«Un objectif clé pour nous est de savoir comment toute cette incertitude affecte les décisions prises par les ménages et les entreprises en Australie», a-t-elle déclaré.
«Il y a beaucoup de pièces mobiles. Nous rassemblons tout cela pour former une évaluation objective de ce que cela signifie pour les perspectives d'activité domestique et d'inflation ici à la maison.
«Nous sommes conscients de ne pas ajouter à l'incertitude, et à cette fin, il est trop tôt pour nous de déterminer quel sera le chemin pour les taux d'intérêt. Notre objectif reste sur notre double mandat pour la stabilité des prix et le plein emploi.»
Fait révélateur, Bullock a noté qu'il n'y avait pas eu le même degré d'incertitude du marché que la crise financière mondiale en 2008, ce qui a incité le RBA à réduire les taux d'intérêt de 4,25 points de pourcentage sur six mois.
Phil O'Donaghoe, économiste en chef de la Deutsche Bank pour l'Australie, s'attendait à ce que le RBA baisse les taux d'intérêt d'un demi-point à la réunion de mai. Il pense maintenant que cela reviendra à un mouvement de pourcentage de trimestres plus traditionnel.
Il a déclaré que la banque devrait suivre mai avec des réductions de taux en août, novembre et février de l'année prochaine, le tarif de trésorerie à 3,1%.
« Les tarifs américains toujours en place sur la Chine – s'ils sont soutenus – peseront considérablement la croissance chinoise », a-t-il déclaré. «Couplé avec un tarif« universel »de 10% sur d'autres pays, qui pèsera toujours matériellement sur l'évaluation par la RBA de la toile de fond de la croissance mondiale.
«Dans le même temps, le« nouveau »régime tarifaire provoquera probablement probablement une redirection désinflationniste des biens de consommation négociés dans le monde des États-Unis vers l'Australie et d'autres marchés de consommation non tarifaires.»
Mais les économistes supérieurs de NAB, Sally Auld et Gareth Spence, ont déclaré que le RBA réduirait toujours les taux d'un demi-point en mai sur le chemin d'un taux de trésorerie de 2,6% d'ici février.
Ils ont déclaré que la banque devra peut-être jouer le «rattrapage» pour réduire les taux d'intérêt et protéger le marché des emplois.

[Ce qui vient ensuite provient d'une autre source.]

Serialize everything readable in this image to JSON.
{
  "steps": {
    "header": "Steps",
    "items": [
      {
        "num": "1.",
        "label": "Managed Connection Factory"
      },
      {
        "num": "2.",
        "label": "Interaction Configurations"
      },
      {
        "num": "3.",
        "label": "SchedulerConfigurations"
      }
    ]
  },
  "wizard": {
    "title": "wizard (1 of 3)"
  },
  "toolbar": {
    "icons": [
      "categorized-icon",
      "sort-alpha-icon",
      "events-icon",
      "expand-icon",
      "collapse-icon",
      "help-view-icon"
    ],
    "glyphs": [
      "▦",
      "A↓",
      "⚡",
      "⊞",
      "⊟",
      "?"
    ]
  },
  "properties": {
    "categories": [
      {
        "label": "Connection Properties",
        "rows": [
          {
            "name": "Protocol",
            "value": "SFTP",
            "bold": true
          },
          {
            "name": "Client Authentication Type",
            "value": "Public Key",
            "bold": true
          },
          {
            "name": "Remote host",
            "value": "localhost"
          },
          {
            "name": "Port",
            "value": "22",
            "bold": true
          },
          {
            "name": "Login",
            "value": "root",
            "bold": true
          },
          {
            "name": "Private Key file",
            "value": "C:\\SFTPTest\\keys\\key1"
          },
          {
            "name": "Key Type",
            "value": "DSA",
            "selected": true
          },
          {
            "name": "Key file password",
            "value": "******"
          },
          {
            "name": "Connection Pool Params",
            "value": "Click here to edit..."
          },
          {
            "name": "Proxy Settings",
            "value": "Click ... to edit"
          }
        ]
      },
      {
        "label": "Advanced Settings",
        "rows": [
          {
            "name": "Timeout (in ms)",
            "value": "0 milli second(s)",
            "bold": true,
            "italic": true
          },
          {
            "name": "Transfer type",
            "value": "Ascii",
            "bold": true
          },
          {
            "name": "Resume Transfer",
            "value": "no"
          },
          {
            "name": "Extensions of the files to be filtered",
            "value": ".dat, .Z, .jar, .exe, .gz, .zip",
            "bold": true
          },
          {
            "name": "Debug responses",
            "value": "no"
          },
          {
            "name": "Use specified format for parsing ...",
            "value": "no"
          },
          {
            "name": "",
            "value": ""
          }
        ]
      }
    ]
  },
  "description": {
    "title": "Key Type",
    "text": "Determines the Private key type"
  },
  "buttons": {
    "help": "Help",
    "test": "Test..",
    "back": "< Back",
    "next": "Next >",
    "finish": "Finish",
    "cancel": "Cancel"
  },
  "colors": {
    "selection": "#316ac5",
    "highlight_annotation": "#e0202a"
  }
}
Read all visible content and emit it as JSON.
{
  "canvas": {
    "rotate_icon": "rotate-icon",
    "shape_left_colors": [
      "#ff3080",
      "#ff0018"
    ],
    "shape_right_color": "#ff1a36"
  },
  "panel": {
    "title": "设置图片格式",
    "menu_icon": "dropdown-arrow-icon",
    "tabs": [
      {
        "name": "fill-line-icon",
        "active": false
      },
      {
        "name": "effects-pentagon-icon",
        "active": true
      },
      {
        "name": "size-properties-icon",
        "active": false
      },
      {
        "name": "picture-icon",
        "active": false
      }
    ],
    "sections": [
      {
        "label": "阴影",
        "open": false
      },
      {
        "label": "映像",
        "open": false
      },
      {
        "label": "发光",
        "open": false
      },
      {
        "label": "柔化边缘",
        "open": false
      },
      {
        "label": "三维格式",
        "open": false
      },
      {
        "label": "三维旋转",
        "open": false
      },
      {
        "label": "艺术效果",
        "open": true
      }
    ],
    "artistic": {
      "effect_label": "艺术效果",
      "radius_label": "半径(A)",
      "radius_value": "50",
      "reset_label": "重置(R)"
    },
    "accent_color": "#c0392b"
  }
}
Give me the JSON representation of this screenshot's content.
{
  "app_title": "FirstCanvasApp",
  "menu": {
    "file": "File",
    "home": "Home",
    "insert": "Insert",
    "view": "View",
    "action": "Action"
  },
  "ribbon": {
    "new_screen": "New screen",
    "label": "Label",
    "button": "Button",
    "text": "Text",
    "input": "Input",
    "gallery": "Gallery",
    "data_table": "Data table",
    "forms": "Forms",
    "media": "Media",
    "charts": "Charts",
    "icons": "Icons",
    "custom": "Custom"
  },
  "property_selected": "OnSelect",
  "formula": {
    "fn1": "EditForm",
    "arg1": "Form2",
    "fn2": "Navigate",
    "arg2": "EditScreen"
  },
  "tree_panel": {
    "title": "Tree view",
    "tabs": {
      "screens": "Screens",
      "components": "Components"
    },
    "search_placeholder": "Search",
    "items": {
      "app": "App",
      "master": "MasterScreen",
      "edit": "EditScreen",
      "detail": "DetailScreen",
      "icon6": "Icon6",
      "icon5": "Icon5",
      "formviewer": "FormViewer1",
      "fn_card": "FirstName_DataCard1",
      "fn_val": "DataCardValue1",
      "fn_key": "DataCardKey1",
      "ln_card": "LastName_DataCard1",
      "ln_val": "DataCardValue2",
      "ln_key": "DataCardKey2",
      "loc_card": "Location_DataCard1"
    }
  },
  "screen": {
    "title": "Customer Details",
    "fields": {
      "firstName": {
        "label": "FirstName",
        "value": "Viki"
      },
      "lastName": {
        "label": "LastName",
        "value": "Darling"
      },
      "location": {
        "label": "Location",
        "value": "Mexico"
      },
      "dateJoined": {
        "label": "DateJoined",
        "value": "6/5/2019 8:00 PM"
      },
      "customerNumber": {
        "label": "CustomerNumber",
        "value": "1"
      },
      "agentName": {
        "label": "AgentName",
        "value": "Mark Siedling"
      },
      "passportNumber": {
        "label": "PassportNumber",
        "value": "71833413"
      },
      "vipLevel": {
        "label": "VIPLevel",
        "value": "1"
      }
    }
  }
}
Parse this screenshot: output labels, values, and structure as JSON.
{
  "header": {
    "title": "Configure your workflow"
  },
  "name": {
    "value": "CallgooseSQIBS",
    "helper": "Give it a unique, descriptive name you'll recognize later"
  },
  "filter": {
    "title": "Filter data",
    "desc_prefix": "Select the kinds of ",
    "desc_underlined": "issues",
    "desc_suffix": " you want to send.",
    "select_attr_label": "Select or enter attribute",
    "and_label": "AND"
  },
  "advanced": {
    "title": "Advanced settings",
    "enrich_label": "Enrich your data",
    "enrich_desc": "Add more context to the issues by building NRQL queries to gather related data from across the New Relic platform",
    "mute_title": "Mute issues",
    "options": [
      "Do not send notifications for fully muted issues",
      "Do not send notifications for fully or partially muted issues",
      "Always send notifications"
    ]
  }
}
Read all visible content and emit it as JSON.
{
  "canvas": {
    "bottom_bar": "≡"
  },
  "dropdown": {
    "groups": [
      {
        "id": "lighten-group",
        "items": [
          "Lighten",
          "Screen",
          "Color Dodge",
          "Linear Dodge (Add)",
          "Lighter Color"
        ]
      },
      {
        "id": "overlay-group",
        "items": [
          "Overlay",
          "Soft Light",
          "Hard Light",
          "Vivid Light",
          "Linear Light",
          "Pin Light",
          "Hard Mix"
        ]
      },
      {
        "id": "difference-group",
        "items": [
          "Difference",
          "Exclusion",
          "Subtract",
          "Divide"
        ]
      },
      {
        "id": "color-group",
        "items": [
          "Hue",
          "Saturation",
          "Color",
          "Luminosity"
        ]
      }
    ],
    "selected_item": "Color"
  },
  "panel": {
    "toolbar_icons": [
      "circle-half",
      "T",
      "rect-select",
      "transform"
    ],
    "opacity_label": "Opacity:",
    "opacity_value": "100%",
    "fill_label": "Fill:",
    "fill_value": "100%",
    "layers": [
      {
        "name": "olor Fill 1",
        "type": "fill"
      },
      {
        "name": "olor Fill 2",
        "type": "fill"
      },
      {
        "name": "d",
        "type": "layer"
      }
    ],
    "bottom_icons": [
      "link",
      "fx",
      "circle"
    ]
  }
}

« Une toile de fond mondiale plus faible et les impacts de la confiance plus faible des consommateurs et des entreprises ont maintenant déplacé la distribution des risques loin d'un marché du travail plus strict et vers le risque d'une augmentation du taux de chômage », ont-ils déclaré.
L'économiste en chef de Betashares, David Bassanese, a déclaré que la banque devrait appeler une réunion d'urgence et réduire les taux d'un point de pourcentage quart et suivre cela avec une décision similaire en mai.
Bassanais a déclaré que le tarif de 105% de Trump sur les produits chinois avait levé le taux de tarif effectif moyen de l'Amérique à son plus haut niveau depuis la Grande Dépression.
« Le bon navire USA a toujours été touché par un iceberg et prend de l'eau. Tout ce qui s'est passé, c'est que le capitaine Trump a dit à l'équipage d'arrêter les moteurs », a-t-il déclaré.
Faites campagne dans l'extrême nord du Queensland, le Premier ministre Anthony Albanese a déclaré que la récente tourmente sur les marchés avait prouvé les dommages causés par le plan tarifaire initial.
« Il ressort clairement de la réponse des marchés que l'annonce fait du mal aux États-Unis, elle fait du mal à ses perspectives d'emploi, d'inflation, de toutes les personnalités clés », a-t-il déclaré.